Anitta diz que teve medo de assumir religião: “Era prejudicial”

Anitta e sua Jornada Espiritual: A Coragem de Ser Quem É

A cantora Anitta, com seus 33 anos, recentemente compartilhou um lado muito pessoal de sua vida em uma participação no programa “Sem Censura”, da TV Brasil, que foi ao ar na última terça-feira, dia 11. Durante uma conversa franca com a apresentadora Cissa Guimarães, Anitta revelou que, por muito tempo, escondeu sua ligação com o candomblé, temendo que essa revelação pudesse prejudicar sua carreira e seus contratos publicitários.

O Medo do Preconceito

Em um desabafo tocante, a artista explicou que teve que “sair do armário” em relação à sua fé, pois o receio de sofrer preconceito era grande. Anitta compartilhou que mesmo após sua iniciação no candomblé, a insegurança sobre como isso poderia afetar sua imagem pública ainda a acompanhava. “Porque tem isso, né? Você tem que sair do armário. Eu não tinha saído do armário ainda porque, na época, era muito prejudicial para as publicidades, para campanhas, para você fazer dinheiro, para você vender… Aí, imagina, eu comecei sem dinheiro, não tinha casa, não tinha nada. Imagina o medo”, contou.

Um Dilema Interno

Durante esse período, Anitta enfrentou um dilema interno profundo. A pressão do público e a cobrança por posicionamentos políticos a deixaram angustiada, pois ela temia que, se sua ligação com o candomblé fosse revelada, isso poderia significar o fim de sua carreira. “Teve uma hora que eu não aguentei. Falei: ‘gente, eu sou macumbeira’”, relembrou a cantora, enfatizando como a falta de representantes de sua geração na música que abordassem temas semelhantes a deixava ainda mais insegura.
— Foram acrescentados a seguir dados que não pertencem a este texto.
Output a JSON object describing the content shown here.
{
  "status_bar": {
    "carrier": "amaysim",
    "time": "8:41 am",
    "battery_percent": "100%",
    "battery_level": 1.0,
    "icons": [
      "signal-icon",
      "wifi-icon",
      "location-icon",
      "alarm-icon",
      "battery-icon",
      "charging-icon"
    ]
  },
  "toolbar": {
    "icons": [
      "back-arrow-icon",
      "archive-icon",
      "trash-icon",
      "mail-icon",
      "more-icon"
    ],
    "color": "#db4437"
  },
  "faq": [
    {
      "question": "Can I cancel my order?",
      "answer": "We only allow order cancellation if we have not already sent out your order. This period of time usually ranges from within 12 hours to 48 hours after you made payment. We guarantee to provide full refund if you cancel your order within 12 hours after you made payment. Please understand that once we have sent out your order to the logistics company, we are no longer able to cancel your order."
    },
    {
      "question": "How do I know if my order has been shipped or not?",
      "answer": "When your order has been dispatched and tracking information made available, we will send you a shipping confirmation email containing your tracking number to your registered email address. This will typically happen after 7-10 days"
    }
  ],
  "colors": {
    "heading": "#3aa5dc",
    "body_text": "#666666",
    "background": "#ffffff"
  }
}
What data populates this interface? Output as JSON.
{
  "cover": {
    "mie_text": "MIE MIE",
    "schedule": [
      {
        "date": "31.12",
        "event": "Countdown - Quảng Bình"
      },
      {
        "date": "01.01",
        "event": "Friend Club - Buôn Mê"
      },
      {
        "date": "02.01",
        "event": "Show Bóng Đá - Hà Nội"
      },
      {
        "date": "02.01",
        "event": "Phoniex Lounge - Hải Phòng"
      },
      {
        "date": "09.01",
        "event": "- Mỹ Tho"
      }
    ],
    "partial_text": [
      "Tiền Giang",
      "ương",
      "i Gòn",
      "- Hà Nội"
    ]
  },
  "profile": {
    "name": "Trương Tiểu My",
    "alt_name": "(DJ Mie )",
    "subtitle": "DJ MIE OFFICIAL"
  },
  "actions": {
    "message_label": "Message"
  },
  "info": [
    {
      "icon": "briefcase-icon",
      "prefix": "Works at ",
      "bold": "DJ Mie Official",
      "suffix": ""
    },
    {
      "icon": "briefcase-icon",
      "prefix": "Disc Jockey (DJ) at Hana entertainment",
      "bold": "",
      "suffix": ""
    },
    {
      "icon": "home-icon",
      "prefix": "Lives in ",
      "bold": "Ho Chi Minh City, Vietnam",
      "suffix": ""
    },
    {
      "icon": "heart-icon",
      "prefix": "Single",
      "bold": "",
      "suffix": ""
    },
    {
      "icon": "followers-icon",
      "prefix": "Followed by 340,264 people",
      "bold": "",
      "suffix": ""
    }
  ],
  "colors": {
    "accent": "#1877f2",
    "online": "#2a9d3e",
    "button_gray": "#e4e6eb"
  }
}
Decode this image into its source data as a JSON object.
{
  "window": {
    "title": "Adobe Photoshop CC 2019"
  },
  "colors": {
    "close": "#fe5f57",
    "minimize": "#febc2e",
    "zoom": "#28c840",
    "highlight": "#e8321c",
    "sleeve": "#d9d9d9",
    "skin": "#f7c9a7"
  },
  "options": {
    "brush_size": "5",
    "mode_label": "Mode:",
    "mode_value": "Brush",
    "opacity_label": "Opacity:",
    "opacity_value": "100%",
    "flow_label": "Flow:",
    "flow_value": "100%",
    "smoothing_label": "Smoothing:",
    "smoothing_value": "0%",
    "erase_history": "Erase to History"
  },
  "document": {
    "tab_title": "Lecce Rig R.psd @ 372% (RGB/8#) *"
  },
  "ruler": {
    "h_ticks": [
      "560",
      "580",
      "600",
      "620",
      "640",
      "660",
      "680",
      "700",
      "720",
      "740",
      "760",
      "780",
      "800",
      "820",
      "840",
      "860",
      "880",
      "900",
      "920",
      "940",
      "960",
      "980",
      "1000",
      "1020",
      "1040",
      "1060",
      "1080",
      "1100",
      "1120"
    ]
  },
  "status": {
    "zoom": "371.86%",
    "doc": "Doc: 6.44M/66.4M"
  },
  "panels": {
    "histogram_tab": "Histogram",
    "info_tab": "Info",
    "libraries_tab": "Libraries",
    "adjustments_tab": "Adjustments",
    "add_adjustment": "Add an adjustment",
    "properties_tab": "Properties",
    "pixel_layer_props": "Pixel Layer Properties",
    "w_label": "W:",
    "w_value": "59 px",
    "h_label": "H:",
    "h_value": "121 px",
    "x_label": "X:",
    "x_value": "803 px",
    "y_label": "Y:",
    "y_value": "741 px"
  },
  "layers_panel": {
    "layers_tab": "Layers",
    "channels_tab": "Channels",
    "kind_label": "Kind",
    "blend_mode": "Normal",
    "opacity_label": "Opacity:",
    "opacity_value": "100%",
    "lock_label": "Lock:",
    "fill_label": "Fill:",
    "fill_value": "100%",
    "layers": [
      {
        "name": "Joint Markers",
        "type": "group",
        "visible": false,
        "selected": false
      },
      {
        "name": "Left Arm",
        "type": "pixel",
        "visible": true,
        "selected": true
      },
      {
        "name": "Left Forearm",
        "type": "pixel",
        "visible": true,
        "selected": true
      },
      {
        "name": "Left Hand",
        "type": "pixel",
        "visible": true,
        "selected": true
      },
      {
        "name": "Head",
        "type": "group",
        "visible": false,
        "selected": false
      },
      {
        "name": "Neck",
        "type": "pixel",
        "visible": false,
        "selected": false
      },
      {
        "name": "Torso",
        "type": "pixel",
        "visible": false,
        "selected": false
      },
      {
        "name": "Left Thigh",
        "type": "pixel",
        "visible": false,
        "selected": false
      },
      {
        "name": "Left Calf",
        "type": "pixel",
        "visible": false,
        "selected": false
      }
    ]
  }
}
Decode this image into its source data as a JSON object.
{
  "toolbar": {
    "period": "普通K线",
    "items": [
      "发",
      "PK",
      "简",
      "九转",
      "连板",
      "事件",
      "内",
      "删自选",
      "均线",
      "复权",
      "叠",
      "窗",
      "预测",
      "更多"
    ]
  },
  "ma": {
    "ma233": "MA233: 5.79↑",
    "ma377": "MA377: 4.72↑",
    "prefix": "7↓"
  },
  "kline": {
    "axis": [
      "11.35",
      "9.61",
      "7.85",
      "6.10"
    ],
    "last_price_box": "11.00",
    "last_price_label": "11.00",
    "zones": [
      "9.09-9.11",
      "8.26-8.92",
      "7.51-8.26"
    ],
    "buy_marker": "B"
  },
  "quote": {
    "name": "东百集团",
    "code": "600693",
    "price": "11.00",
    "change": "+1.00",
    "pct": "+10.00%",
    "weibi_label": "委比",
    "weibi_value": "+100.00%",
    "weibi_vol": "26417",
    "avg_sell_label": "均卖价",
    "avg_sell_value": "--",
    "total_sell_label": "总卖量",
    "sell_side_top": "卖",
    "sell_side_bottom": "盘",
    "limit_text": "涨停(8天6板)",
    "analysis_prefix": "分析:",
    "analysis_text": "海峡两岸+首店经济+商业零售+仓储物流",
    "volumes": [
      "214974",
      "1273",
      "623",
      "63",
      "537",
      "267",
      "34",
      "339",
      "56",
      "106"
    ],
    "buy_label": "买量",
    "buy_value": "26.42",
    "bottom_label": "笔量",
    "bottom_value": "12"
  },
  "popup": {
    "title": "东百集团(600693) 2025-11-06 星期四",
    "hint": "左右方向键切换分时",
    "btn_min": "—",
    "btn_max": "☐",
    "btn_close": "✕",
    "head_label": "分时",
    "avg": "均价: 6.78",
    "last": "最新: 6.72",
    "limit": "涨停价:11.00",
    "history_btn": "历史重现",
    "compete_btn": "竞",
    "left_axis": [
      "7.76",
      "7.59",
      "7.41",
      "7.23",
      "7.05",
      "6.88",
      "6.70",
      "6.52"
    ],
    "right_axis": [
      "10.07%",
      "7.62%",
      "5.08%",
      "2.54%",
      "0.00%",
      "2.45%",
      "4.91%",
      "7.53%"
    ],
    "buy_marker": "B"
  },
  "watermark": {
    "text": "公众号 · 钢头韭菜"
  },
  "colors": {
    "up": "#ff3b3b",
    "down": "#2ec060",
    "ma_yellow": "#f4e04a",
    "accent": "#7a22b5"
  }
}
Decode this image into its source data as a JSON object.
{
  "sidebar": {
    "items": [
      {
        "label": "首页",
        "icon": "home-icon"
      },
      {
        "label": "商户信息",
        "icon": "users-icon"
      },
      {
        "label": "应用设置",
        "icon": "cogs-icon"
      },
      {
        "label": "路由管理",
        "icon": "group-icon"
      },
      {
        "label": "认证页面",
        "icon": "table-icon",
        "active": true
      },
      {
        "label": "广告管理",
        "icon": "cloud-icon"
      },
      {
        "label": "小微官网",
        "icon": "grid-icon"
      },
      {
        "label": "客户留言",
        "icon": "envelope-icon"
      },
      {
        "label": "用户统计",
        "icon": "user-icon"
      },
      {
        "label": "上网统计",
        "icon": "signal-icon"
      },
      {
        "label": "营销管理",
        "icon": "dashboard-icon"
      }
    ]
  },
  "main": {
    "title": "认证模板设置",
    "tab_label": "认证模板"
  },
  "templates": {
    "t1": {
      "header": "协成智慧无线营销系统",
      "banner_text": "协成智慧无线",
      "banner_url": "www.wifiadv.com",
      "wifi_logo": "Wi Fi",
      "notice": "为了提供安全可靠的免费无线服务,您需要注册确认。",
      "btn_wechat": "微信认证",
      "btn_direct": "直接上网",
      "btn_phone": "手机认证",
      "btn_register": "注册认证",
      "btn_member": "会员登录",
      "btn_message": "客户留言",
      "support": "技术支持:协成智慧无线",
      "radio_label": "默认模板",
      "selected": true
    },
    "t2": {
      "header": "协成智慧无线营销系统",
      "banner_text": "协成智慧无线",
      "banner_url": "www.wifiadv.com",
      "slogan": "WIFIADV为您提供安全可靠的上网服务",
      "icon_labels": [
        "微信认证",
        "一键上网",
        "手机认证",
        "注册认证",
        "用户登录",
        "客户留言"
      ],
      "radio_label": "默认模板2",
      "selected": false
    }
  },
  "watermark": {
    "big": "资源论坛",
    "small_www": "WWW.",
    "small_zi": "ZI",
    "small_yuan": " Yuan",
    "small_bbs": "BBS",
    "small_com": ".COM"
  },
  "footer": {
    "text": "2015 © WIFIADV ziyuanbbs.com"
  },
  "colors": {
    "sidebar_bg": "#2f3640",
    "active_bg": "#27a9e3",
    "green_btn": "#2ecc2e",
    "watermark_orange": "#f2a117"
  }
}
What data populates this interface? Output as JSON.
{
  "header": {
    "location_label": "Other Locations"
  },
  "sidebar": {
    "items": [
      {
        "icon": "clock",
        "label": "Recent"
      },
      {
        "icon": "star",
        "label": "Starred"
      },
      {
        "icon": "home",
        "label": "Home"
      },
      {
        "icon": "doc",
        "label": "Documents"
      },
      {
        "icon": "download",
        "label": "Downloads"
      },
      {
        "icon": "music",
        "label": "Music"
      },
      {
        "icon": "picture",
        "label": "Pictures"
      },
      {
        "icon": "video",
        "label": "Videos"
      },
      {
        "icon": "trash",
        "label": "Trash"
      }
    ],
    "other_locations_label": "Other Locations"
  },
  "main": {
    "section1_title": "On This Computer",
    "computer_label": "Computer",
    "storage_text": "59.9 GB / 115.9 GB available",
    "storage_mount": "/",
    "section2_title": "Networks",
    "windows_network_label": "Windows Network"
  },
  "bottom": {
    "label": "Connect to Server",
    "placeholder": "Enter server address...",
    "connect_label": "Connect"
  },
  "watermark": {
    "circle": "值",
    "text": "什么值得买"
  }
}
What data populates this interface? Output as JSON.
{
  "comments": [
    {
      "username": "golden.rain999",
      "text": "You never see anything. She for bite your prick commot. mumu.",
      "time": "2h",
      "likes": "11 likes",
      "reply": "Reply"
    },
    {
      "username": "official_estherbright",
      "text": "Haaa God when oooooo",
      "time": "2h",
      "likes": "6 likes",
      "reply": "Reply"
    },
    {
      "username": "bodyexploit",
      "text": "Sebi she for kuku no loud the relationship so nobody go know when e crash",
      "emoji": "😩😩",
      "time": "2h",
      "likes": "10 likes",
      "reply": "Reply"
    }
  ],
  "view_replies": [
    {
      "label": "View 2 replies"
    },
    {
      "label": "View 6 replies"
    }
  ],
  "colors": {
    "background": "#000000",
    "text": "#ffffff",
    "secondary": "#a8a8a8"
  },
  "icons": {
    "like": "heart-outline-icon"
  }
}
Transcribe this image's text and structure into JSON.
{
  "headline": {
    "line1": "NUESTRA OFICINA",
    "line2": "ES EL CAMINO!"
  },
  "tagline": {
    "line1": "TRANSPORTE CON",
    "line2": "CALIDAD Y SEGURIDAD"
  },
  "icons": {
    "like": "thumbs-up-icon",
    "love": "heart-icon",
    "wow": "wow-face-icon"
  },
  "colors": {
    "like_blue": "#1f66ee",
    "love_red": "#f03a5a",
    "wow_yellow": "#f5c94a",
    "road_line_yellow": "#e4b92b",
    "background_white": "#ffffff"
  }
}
A Influência da Diversidade

Anitta cresceu em um lar que mesclava diferentes crenças, frequentando tanto a Igreja Católica quanto terreiros de candomblé e umbanda. Essa diversidade religiosa contribuiu para sua formação, mas o assunto só ganhou destaque publicamente em 2020, quando a artista decidiu assumir sua fé. Desde então, ela tem incorporado suas experiências espirituais em suas produções artísticas, como pode ser visto em seu último álbum, “Equilibrivm II”.

Um Passo para a Liberdade

Ao falar sobre sua jornada, Anitta expressou como a ausência de referências de outros artistas do pop que compartilhassem experiências semelhantes a deixava insegura. “Não tinha ninguém da minha geração do pop falando isso, na minha bolha, o que eu acompanhava. E aí, fui, comecei a falar e me senti livre, me senti liberta”, disse, refletindo sobre como a aceitação de sua espiritualidade a ajudou a se sentir mais autêntica.

Reflexões Finais

A coragem de Anitta em falar sobre sua fé e suas experiências com o candomblé é um passo importante não só para sua carreira, mas também para a representatividade de diversas crenças na indústria da música. Ao abrir seu coração, ela inspira outros a aceitarem suas identidades e a se libertarem de preconceitos. A conexão dela com sua religião não é apenas uma parte de sua vida pessoal, mas também um elemento que enriquece sua arte, trazendo uma nova dimensão às suas músicas e performances.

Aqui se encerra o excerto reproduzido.